It’s a Finnish term for extraordinary courage. More than a momentary decision, Sisu is about sustaining rationality and our will to go on in the face of adversity.
Not to be confused with hopeless optimism, Sisu acknowledges the situation at hand for exactly what it is, AND the possibility of what could be beyond it. Sisu sees what could be done, acknowledges what should be done, and says, “It must be done.”
Sisu appears only when we feel our humanity most. The moment when our bodies fill with dread so thick that even thinking of facing it makes us sick to our stomach. The feeling that we’ve been conditioned to hate from the moment we were born, to avoid whenever we can. The desperation of feeling as though we’ve reached the absolute limits to our ability as a human; that what is being asked of us next, we are not able to do.

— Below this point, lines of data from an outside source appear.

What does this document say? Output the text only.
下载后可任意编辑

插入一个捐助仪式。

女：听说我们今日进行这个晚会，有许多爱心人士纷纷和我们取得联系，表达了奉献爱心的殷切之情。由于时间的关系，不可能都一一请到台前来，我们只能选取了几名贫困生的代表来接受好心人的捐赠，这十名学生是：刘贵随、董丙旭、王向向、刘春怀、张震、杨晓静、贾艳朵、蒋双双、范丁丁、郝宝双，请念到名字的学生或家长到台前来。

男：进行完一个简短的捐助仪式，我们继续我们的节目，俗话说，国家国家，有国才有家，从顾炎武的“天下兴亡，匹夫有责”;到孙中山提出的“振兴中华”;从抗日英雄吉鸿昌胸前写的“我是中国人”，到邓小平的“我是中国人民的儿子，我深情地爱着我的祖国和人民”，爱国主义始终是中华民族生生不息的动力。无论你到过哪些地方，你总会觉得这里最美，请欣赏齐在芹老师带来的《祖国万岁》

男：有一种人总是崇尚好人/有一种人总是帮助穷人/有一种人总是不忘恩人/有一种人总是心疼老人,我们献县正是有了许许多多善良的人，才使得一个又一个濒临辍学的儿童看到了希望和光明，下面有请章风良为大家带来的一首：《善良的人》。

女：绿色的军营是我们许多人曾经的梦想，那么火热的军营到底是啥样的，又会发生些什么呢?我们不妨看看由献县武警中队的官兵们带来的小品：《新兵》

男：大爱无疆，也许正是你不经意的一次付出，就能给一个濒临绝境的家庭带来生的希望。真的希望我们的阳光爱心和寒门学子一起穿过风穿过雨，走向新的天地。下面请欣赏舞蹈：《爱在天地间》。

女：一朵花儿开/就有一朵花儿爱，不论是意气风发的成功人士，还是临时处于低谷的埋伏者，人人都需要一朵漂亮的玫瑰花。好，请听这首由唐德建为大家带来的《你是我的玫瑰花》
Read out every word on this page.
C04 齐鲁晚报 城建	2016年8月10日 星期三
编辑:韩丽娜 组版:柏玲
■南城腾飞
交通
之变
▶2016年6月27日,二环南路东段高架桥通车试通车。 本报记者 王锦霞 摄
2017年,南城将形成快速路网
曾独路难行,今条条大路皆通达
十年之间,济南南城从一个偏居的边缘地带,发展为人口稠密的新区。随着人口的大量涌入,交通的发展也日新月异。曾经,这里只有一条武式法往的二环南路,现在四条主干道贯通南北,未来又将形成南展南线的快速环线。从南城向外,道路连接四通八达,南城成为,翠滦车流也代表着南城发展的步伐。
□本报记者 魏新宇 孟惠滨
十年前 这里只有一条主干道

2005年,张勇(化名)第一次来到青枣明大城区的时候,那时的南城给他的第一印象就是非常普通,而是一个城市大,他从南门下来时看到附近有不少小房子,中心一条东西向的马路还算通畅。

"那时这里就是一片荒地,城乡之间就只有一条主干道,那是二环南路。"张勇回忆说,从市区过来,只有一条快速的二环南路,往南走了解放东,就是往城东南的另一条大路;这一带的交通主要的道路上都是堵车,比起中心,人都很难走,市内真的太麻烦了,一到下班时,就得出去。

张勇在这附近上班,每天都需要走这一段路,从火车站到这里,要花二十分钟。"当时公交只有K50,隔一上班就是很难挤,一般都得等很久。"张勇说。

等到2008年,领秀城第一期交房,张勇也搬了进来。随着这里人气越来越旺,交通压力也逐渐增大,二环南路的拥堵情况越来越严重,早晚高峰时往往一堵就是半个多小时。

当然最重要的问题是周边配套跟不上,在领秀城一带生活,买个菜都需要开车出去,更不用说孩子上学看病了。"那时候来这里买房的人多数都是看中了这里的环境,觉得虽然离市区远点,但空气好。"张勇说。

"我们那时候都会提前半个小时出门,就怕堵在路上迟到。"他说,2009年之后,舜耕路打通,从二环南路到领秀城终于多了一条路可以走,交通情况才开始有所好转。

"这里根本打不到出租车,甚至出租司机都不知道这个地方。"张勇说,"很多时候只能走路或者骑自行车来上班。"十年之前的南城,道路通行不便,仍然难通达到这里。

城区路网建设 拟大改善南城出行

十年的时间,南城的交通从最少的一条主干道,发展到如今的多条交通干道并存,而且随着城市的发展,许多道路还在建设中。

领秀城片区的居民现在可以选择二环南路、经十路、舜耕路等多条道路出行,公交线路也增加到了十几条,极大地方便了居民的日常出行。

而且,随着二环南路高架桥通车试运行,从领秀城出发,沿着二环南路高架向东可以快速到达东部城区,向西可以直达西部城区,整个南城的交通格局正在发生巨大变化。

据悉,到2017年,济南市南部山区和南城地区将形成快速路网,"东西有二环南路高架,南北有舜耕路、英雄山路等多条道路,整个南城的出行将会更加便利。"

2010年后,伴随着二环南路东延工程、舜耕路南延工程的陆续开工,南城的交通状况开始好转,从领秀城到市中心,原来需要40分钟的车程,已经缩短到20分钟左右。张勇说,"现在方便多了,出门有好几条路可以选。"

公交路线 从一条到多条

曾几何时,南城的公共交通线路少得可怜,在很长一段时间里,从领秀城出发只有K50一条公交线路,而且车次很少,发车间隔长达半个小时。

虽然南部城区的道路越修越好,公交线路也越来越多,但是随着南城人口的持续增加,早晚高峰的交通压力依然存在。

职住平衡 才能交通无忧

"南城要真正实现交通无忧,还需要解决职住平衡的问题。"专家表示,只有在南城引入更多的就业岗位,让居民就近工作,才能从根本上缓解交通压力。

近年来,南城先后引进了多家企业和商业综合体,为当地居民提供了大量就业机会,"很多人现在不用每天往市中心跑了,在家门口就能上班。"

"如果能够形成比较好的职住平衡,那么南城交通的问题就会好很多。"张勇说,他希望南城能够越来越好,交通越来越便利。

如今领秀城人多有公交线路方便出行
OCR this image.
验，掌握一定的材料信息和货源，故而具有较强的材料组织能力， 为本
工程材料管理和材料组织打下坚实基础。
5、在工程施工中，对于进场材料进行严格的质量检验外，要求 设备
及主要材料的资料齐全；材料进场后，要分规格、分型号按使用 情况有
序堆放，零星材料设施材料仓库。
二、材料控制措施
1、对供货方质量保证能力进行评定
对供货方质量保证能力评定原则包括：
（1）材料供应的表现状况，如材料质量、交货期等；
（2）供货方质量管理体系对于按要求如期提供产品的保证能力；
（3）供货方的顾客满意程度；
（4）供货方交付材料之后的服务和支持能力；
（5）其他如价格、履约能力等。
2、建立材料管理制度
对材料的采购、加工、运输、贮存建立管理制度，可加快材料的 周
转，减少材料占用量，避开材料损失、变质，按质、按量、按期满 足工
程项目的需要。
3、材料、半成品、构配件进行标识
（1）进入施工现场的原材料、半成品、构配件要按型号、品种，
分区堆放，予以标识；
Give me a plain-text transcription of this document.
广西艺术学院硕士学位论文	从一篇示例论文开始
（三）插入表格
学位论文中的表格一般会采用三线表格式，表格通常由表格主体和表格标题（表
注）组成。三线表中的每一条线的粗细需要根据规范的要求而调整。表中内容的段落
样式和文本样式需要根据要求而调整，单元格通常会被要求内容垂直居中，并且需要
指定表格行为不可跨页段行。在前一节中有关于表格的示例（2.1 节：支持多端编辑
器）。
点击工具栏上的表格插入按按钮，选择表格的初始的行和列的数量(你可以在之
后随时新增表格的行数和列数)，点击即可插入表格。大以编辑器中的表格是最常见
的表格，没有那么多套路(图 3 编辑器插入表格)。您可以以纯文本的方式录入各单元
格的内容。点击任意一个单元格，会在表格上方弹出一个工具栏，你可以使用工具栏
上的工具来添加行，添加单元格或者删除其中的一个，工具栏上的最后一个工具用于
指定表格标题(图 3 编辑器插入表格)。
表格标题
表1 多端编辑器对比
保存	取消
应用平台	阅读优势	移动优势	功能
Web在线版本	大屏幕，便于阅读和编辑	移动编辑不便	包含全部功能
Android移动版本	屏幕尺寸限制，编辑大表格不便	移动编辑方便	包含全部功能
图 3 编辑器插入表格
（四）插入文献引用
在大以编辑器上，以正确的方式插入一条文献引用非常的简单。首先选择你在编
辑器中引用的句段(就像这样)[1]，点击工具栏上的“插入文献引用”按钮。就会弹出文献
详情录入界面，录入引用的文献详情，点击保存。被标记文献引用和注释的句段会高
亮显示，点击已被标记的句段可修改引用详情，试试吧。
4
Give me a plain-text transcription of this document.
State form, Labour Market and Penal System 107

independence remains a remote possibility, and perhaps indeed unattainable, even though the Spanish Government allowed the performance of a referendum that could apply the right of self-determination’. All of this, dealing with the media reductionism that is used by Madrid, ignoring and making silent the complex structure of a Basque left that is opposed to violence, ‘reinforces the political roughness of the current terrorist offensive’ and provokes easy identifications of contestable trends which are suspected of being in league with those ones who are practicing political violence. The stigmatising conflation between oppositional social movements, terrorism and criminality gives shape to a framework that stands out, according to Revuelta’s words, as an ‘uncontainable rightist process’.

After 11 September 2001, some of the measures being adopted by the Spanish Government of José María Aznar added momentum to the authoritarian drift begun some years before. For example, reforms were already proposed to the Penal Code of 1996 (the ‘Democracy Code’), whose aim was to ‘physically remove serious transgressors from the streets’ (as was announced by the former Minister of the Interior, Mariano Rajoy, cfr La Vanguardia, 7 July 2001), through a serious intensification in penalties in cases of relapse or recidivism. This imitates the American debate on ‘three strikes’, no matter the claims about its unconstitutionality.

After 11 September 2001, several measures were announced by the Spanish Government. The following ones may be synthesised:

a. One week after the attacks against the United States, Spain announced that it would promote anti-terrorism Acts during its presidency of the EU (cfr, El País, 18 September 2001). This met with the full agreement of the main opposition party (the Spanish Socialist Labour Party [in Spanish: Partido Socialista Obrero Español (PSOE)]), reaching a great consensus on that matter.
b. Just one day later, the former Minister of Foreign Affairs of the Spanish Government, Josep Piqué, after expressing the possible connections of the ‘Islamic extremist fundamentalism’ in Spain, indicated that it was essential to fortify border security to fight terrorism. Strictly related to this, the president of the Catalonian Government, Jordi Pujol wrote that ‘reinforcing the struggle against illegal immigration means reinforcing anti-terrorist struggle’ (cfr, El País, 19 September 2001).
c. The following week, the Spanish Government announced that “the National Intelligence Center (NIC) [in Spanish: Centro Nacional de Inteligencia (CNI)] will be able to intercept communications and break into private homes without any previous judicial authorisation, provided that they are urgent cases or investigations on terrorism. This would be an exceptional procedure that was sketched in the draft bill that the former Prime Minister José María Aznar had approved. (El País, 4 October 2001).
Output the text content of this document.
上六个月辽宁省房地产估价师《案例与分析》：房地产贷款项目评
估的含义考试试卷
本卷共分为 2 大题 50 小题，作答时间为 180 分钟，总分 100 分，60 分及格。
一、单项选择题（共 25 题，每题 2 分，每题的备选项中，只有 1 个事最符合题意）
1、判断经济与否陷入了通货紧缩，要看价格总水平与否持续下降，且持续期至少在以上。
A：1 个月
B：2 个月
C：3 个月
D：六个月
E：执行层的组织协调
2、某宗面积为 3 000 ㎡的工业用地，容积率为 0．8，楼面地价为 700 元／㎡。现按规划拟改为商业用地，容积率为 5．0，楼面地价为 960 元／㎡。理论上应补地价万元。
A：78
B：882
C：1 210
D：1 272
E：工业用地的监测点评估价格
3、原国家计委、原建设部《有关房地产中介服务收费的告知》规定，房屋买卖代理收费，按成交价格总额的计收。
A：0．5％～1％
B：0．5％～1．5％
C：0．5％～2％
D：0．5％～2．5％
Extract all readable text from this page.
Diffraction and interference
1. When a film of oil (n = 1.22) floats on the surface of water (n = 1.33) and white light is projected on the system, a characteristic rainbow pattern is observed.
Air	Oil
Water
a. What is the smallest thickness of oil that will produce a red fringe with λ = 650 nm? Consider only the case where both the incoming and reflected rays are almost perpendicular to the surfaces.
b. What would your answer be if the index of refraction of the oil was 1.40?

That feeling? That’s Sisu.
We’ve been trained to abhor it, but it’s actually the opportunity of a lifetime. To step into Sisu, we must step out of every bit of comfort, security, and protection that we’ve built for ourselves, and show up as our whole self. To choose with intent to continue to try even though we feel we’ve already reached our limits. Exposed on purpose for the cause of what is right, what is good, what is important. There we are, with all we are.
What a generous act.
There’s one more thing about Sisu: it doesn’t consider cost. It knows what must be done and it does it, regardless of what it takes. Now, it would be easy for us to look at our personal adversities and immediately begin calculating the associated costs of seeking Sisu (the least of which being financial). The better question though might be: What would it cost us not to?